更には、ユビキタスといわれる、家電製品のネットワーク接続などにより、どのような食材をいつ冷蔵庫から取り出したとか、電子レンジで何を作ったなんていうのも、わかるかも知れない。



個人のプライバシーの保護という問題もあるかと思うが、これらを取りまとめるプラットフォームが出来れば、情報がシームレスにつながる。そうすることで、行動思考や意思決定などを分析することで、心理的な観点からその先の行動を読むことは可能であろう。



もしかしたら、これが「WEB3.0」の姿なのかもしれない。

ここまでユビキタスになると、瞬時に何千人というデータサンプルが集まってくる。それらを分析し、精査することで精度も直ぐに上げることが出来る。



これは、非常に魅力的である一方、偶然性というものが生活になくなってしまう。確実に欲しい情報が検索エンジンで見つかったら、偶然の出会いはなくなってしまうのではないだろうか。

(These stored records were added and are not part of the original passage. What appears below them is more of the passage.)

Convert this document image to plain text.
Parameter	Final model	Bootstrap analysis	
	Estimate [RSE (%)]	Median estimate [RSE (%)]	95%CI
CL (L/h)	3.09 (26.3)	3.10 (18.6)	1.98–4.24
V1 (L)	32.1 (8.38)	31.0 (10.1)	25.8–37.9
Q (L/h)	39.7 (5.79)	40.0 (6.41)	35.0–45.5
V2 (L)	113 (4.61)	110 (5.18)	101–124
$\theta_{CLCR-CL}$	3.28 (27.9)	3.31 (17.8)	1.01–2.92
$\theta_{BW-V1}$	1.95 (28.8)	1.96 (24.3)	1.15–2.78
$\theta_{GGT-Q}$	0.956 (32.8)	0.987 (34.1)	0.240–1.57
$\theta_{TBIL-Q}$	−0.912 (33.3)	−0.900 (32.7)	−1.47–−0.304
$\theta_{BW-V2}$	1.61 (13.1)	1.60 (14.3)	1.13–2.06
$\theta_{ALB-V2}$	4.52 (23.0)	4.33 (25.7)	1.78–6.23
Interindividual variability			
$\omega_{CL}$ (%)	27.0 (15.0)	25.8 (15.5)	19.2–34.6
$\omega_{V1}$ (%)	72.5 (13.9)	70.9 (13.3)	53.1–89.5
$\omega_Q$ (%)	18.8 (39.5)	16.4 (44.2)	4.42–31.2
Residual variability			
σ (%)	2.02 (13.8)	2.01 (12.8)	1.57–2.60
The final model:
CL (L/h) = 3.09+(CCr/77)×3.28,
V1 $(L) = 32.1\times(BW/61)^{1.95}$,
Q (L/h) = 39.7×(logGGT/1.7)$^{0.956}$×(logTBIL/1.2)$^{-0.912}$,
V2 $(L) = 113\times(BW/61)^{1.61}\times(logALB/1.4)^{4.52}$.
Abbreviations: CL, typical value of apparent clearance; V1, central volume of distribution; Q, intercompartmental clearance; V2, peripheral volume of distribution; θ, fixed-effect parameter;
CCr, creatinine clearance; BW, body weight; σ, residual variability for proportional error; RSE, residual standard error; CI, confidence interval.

脳というのは、不確実なものに対して刺激される。絶対的な安全はリラックスを生むが、刺激はない。果たして、それが実現した時に、本当に便利なんだろうか。



自分は良く本屋をぶらぶらするが、これは予期せぬ本に出会えるからだ。今のアマゾンでは人気のある書籍や、目的に沿った書籍しか見つけることができない。だから、2週間に1度くらいは、本屋を散歩しなければ、知的好奇心は育たないという恐怖心がある。



もしかしたら、そのように機械的になりすぎている部分に、人間的要素を取り入れるという意味で、佐々木氏は「心理的」というキーワードを使っているのかも。



まあ、ウェブサービスに関わらず、従来の論理的なアプローチが意味をなさなくなっているので、今の世の中は心理学を知らないと、仕事をするのに不便になってきている。



そんな原則を取り上げた一冊なのかとも感じた。





で、個人的にはこの書籍は佐々木氏の書いたものの中で一番好きだ。

ジャーナリストからの視点は、企業側の視点からこの世界を見てしまう自分には、とても新鮮で、更には内容がとてもわかりやすい。



科学的なアプローチが好きな自分には、最初はその視点に抵抗があったが、何冊も氏の書籍を読むことで徐々にその視点に慣れてきたのかも知れない。